Nos países católicos a coisa foi diferente. Que significado tem a peregrinação de Lourdes, desde o
final do século XIX até hoje, para os milhões de peregrinos pobres que ai vão todos os anos, senão
uma espécie de resistência difusa à medicalização autoritária de seus corpos e doenças? Em lugar
de ver nessas práticas religiosas um fenômeno residual de crenças arcaicas ainda não
desaparecidas, não serão elas uma forma atual de luta política contra a medicalização autoritária, a
socialização da medicina, o controle médico que se abate essencialmente sobre a população
pobre; não serão essas lutas que reaparecem nessas formas aparentemente arcaicas, mesmo se
seus instrumentos são antigos, tradicionais e supõem um sistema de crenças mais ou menos
abandonadas? O vigor dessas práticas, ainda atuais, é ser uma reação contra essa social
medicine, medicina dos pobres, medicina a serviço de uma classe, de que a medicina social
inglesa é um exemplo.

De maneira geral, pode-se dizer que, diferentemente da medicina urbana francesa e da medicina
de Estado da Alemanha do século XVIII, aparece, no século XIX e sobretudo na Inglaterra, uma
medicina que é essencialmente um controle da saúde e do corpo das classes mais pobres para
torná-las mais aptas ao trabalho e menos perigosas às classes mais ricas.

Essa fórmula da medicina social inglesa foi a que teve futuro, diferentemente da medicina urbana e
sobretudo da medicina de Estado. O sistema inglês de Simon e seus sucessores possibilitou, por
um lado, ligar três coisas: assistência médica ao pobre, controle de saúde da força de trabalho e
esquadrinhamento geral da saúde pública, permitindo às classes mais ricas se protegerem dos
perigos gerais.
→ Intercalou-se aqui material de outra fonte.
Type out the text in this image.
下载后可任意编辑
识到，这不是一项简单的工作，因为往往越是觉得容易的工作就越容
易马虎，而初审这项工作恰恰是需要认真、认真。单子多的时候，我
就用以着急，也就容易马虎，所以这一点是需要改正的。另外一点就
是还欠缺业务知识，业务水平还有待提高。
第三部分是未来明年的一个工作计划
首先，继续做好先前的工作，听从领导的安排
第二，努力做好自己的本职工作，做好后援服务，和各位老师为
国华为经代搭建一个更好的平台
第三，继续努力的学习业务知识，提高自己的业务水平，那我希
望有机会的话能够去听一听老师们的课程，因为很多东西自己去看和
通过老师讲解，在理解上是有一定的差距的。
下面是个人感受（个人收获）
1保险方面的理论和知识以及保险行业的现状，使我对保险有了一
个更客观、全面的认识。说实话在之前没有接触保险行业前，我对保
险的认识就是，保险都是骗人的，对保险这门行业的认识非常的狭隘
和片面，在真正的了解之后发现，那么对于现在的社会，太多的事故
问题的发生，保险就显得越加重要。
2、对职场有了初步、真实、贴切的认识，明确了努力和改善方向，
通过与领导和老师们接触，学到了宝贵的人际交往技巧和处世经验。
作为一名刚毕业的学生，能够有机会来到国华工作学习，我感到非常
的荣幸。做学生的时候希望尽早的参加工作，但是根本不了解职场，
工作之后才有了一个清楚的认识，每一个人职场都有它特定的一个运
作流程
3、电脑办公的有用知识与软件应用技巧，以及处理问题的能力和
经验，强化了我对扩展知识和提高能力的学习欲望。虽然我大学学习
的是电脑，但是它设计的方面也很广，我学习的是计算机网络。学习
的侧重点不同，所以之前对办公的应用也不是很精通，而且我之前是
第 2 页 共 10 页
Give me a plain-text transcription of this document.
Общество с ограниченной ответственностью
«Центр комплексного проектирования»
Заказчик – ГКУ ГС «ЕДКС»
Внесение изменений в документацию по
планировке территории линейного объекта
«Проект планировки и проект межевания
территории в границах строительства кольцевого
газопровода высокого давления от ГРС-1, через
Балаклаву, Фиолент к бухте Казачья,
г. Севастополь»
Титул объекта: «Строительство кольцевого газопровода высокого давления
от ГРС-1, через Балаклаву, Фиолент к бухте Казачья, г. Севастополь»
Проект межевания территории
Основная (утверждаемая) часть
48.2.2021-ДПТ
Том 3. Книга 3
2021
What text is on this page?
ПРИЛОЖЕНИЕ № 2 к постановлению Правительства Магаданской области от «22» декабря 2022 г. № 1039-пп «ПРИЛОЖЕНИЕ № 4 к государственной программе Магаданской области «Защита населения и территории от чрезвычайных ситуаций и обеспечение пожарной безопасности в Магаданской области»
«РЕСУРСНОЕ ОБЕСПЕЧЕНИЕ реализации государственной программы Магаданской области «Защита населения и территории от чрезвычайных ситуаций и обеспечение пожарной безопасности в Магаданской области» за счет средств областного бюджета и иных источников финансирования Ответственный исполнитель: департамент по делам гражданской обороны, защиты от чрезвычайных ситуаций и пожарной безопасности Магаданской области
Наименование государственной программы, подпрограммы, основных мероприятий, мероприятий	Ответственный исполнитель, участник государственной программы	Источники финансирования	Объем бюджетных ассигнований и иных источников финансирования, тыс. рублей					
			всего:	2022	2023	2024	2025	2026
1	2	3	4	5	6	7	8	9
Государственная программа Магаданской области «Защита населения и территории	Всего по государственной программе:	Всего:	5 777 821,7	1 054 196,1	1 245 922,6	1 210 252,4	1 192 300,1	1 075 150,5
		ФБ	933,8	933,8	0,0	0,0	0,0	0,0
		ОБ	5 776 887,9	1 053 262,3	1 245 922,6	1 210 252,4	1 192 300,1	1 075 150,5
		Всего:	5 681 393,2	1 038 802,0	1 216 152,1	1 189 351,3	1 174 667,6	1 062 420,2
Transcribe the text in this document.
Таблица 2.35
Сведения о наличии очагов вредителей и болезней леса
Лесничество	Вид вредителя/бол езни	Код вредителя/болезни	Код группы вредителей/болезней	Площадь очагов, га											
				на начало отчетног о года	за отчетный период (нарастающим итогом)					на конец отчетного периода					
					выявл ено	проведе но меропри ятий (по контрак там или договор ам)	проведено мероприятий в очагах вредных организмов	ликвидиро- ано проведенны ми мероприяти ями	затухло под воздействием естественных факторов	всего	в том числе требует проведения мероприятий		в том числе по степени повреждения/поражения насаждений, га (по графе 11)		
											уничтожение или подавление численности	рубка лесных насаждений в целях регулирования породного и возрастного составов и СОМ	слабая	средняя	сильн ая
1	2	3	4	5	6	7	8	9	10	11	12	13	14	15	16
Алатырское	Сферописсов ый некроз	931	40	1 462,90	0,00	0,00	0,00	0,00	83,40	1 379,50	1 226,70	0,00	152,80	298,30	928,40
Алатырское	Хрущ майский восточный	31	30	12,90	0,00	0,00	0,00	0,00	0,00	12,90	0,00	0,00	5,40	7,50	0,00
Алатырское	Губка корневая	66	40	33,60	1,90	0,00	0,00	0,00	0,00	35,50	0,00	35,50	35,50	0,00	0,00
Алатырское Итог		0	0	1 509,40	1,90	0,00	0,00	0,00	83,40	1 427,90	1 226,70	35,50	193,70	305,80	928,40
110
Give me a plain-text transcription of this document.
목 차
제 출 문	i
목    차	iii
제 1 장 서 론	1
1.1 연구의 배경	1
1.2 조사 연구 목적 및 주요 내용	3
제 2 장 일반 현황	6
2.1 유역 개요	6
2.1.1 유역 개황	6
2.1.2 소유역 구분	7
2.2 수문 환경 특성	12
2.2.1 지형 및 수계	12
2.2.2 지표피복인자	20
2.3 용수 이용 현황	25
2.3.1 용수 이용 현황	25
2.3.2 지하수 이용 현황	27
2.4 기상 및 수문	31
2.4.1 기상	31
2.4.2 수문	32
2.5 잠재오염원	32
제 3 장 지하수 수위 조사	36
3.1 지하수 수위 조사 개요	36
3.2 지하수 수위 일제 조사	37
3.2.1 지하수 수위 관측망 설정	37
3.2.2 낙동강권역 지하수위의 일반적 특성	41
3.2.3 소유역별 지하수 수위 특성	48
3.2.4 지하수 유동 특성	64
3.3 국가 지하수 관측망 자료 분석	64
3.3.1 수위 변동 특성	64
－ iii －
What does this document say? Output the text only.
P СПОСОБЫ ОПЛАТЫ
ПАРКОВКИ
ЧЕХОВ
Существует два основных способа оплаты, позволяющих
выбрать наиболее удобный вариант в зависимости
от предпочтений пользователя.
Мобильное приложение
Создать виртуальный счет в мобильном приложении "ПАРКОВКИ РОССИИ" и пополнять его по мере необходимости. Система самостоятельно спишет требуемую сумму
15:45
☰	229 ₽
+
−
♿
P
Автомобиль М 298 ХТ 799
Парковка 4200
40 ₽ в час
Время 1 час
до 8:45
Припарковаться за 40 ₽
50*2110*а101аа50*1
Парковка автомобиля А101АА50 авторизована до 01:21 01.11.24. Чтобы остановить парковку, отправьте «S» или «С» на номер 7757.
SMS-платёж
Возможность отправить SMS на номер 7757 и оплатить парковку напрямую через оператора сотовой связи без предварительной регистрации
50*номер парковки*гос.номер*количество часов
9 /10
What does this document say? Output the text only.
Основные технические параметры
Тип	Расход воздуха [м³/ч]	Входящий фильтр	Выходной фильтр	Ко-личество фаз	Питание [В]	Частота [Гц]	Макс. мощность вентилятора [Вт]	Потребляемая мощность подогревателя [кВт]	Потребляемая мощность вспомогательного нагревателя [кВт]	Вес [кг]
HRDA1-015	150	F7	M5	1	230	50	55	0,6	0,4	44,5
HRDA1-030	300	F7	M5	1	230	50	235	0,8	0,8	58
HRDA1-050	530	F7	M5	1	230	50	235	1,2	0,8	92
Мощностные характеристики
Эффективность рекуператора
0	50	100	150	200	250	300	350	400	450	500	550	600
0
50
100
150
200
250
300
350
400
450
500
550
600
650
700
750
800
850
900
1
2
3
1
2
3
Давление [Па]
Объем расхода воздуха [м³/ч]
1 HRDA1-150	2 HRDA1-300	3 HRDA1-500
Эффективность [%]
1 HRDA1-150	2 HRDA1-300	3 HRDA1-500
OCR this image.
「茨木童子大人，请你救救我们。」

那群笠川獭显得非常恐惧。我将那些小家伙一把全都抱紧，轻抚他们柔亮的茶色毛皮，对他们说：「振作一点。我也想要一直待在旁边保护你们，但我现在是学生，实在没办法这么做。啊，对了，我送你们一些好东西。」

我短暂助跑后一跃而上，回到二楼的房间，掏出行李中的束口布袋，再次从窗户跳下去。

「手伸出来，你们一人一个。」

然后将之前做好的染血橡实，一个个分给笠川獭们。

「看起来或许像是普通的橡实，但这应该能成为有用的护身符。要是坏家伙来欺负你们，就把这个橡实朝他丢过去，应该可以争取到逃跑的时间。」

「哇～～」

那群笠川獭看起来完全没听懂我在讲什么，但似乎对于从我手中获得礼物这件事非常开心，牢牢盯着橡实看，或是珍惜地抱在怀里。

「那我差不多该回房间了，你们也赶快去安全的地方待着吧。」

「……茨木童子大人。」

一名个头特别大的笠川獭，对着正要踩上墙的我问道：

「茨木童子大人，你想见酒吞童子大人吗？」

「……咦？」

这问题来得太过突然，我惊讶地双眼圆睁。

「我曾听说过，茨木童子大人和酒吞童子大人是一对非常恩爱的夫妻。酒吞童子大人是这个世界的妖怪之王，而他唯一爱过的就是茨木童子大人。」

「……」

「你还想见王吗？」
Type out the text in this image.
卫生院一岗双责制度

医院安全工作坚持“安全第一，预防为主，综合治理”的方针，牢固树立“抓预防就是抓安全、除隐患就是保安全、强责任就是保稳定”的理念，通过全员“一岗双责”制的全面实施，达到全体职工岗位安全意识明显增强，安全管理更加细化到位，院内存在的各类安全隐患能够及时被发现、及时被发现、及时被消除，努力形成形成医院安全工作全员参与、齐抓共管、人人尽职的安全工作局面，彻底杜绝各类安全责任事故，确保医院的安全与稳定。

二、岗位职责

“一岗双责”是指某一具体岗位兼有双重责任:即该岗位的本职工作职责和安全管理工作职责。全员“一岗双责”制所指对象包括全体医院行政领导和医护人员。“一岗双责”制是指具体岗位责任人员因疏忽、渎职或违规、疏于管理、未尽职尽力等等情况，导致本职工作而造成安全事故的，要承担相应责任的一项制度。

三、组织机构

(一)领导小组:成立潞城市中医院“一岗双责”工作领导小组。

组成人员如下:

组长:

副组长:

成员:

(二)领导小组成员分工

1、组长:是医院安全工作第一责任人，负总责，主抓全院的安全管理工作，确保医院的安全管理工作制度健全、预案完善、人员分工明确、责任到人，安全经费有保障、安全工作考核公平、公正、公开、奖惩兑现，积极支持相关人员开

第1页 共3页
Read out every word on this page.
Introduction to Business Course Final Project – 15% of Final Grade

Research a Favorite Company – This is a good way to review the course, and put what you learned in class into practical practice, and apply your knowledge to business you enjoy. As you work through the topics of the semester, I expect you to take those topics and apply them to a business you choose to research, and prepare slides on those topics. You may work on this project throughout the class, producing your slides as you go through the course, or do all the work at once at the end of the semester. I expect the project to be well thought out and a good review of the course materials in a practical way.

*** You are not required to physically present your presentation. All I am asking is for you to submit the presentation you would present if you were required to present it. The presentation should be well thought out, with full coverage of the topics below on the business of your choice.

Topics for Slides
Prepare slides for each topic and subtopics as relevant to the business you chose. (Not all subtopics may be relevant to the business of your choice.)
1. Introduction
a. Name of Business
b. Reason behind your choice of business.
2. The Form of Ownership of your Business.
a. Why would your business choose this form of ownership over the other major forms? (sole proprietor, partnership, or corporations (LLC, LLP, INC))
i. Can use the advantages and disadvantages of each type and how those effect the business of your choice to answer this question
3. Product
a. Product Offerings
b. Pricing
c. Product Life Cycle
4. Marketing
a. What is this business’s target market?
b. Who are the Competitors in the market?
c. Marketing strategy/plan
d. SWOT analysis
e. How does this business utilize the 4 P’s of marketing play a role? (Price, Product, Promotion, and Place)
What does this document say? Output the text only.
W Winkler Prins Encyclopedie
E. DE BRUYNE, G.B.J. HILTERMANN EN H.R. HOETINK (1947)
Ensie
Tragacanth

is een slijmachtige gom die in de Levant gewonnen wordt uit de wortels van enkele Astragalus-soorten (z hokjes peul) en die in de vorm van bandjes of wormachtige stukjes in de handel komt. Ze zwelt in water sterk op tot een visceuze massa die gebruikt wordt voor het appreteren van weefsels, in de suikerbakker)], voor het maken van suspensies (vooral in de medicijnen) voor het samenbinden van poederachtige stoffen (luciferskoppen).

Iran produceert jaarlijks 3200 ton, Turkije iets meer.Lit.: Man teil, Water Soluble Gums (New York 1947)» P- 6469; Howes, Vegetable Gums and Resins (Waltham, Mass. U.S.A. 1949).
E, por outro lado, a medicina social inglesa, esta é sua originalidade, permitiu a
realização de três sistemas médicos superpostos e coexistentes; uma medicina assistencial
destinada aos mais pobres, uma medicina administrativa encarregada de problemas gerais como a
vacinação, as epidemias, etc., e uma medicina privada que beneficiava quem tinha meios para
pagá-la. Enquanto o sistema alemão da medicina de Estado era pouco flexível e a medicina
urbana francesa era um projeto geral de controle sem instrumento preciso de poder, o sistema
inglês possibilitava a organização de uma medicina com faces e formas de poder diferentes
segundo se tratasse da medicina assistencial, administrativa e privada, setores bem delimitados
que permitiram, durante o final do século XIX e primeira metade do século XX, a existência de um
esquadrinhamento médico bastante completo.

Com o plano Beveridge e os sistemas médicos dos países mais ricos e industrializados da
atualidade, trata-se sempre de fazer funcionar esses três setores da medicina, mesmo que sejam
articulados de maneiras diferentes.


O NASCIMENTO DO HOSPITAL


Esta conferência tratará do aparecimento do hospital na tecnologia médica. A partir de que
momento o hospital foi programado como um instrumento terapêutico, instrumento de intervenção
sobre a doença e o doente, instrumento suscetível, por si mesmo ou por alguns de seus efeitos, de
produzir cura?

O hospital como instrumento terapêutico é uma invenção relativamente nova, que data do final do
século XVIII. A consciência de que o hospital pode e deve ser um instrumento destinado a curar
aparece claramente em torno de 1780 e é assinalada por uma nova prática: a visita e a observação
sistemática e comparada dos hospitais. Houve na Europa uma série de viagens, entre as quais
podemos destacar a de Howard, inglês que percorreu hospitais, prisões e lazaretos da Europa,
entre 1775/1780 e a do francês Tenon, a pedido da Academia de Ciências, no momento em que se
colocava o problema da reconstrução do Hotel-Dieu de Paris.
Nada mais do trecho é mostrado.